Everybody loves Kubernetes until it’s time to wire up access control. Someone runs a cluster in Google GKE, someone else commits from JetBrains Space, and suddenly nobody remembers who configured service accounts. The result: permissions sprawl, stalled pipelines, and too many Slack questions that start with “why can’t I deploy?”
Google GKE handles container orchestration beautifully, but it expects a clear identity story. JetBrains Space brings that identity for the team—users, roles, and projects wrapped in an all-in-one DevOps platform. When you connect the two properly, you get a clean feedback loop: authenticated developers, authorized workloads, and auditable logs that match human activity to cluster events.
The integration usually starts by linking Space with GKE through an OIDC trust. Space issues tokens tied to verified users or bots. GKE consumes those tokens to confirm who’s calling its API. Once the mapping between Space permissions and Kubernetes RBAC rules is in place, CI jobs can deploy securely without leaking long-lived credentials. Every build request is an identity-aware handshake instead of a blind credential dump.
How do I connect Google GKE and JetBrains Space?
Use JetBrains Space’s automation service accounts to request short-lived credentials from Google’s identity provider. Configure GKE to trust those OIDC tokens and assign roles through Kubernetes RBAC. The key pattern is ephemeral access—tokens expire fast, reducing risk while maintaining workflow speed.

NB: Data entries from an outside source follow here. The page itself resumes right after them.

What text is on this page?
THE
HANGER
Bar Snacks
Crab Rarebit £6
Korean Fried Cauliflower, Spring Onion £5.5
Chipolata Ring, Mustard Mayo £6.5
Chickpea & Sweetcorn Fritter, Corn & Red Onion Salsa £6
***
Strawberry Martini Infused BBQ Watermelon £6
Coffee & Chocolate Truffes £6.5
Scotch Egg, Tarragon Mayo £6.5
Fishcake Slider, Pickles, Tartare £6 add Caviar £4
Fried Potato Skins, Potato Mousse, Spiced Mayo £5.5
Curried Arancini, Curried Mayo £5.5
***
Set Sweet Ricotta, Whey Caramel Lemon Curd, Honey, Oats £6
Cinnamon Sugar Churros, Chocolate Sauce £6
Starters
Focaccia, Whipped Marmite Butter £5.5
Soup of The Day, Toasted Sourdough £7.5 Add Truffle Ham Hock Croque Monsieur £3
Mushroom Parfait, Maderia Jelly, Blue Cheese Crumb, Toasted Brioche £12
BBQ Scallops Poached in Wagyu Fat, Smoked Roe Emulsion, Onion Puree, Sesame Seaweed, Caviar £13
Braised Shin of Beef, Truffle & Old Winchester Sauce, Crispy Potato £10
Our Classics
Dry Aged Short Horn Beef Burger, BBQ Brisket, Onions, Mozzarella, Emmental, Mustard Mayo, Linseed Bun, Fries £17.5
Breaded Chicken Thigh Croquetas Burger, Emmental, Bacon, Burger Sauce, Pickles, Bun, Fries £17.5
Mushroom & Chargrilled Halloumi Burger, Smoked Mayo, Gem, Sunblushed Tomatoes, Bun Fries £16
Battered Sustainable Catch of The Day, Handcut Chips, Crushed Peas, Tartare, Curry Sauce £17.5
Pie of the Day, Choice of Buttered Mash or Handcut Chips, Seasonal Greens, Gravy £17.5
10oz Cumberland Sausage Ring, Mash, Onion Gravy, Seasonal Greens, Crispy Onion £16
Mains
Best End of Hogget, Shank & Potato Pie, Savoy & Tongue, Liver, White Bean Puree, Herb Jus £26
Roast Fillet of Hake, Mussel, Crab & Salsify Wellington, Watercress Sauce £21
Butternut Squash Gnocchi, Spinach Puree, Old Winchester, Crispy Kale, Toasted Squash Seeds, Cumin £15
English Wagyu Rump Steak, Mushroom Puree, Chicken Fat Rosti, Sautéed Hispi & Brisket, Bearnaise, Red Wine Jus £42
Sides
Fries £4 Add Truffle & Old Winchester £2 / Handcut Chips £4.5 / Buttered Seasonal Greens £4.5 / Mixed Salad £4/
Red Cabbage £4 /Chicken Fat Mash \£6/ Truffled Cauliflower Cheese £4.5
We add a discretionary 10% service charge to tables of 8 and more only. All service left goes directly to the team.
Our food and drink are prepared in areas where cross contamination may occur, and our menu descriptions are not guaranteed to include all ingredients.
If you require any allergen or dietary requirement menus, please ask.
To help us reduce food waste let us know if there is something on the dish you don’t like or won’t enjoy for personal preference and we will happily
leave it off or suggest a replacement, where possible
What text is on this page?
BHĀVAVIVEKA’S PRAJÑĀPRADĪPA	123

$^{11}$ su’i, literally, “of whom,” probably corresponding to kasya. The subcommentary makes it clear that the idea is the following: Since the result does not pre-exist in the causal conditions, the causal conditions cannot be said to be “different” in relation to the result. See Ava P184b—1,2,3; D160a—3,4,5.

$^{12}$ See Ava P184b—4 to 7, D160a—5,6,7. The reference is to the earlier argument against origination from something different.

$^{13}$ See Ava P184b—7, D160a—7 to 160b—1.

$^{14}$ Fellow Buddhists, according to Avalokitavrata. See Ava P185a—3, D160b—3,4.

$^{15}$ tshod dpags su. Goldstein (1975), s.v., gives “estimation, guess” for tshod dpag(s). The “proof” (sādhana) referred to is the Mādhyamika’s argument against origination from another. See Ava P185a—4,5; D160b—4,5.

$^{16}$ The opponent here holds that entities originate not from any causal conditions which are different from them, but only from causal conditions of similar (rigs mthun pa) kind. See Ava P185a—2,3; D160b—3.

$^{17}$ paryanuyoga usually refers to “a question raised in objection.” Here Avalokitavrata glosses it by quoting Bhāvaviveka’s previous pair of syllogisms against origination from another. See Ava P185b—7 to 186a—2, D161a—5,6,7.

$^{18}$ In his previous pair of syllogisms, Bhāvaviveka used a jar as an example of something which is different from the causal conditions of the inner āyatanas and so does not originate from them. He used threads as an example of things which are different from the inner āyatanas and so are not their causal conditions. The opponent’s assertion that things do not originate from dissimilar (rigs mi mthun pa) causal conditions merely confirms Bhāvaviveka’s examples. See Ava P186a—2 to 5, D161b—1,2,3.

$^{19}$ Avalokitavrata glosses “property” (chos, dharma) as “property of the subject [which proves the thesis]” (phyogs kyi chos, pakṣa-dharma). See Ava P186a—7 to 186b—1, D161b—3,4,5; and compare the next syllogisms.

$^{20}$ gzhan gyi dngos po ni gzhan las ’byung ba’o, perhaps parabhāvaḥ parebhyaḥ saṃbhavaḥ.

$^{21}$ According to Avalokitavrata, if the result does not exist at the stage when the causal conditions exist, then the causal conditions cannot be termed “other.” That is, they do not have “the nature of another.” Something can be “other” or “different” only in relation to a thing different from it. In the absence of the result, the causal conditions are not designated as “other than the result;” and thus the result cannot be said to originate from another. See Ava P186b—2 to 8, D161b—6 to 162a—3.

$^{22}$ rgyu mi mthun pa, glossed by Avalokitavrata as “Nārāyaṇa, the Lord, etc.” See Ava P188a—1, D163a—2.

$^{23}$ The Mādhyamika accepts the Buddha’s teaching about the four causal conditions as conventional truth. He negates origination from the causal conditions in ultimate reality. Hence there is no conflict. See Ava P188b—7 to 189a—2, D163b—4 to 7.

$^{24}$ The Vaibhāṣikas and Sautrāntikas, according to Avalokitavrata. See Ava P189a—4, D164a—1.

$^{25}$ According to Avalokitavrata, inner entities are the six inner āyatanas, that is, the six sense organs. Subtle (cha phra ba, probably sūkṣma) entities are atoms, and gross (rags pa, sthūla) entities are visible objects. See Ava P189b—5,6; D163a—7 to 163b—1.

A few practical habits keep things tidy. Rotate service account tokens before they age past policy. Align Space role definitions with namespace-level permissions, not cluster-wide admin access. Verify audit trails by mirroring Space job logs into GKE’s Cloud Logging for unified compliance with SOC 2 or ISO 27001 standards. If something breaks, start with the trust configuration, not the Dockerfile; nine times out of ten it’s the claims mismatch in OIDC causing the headache.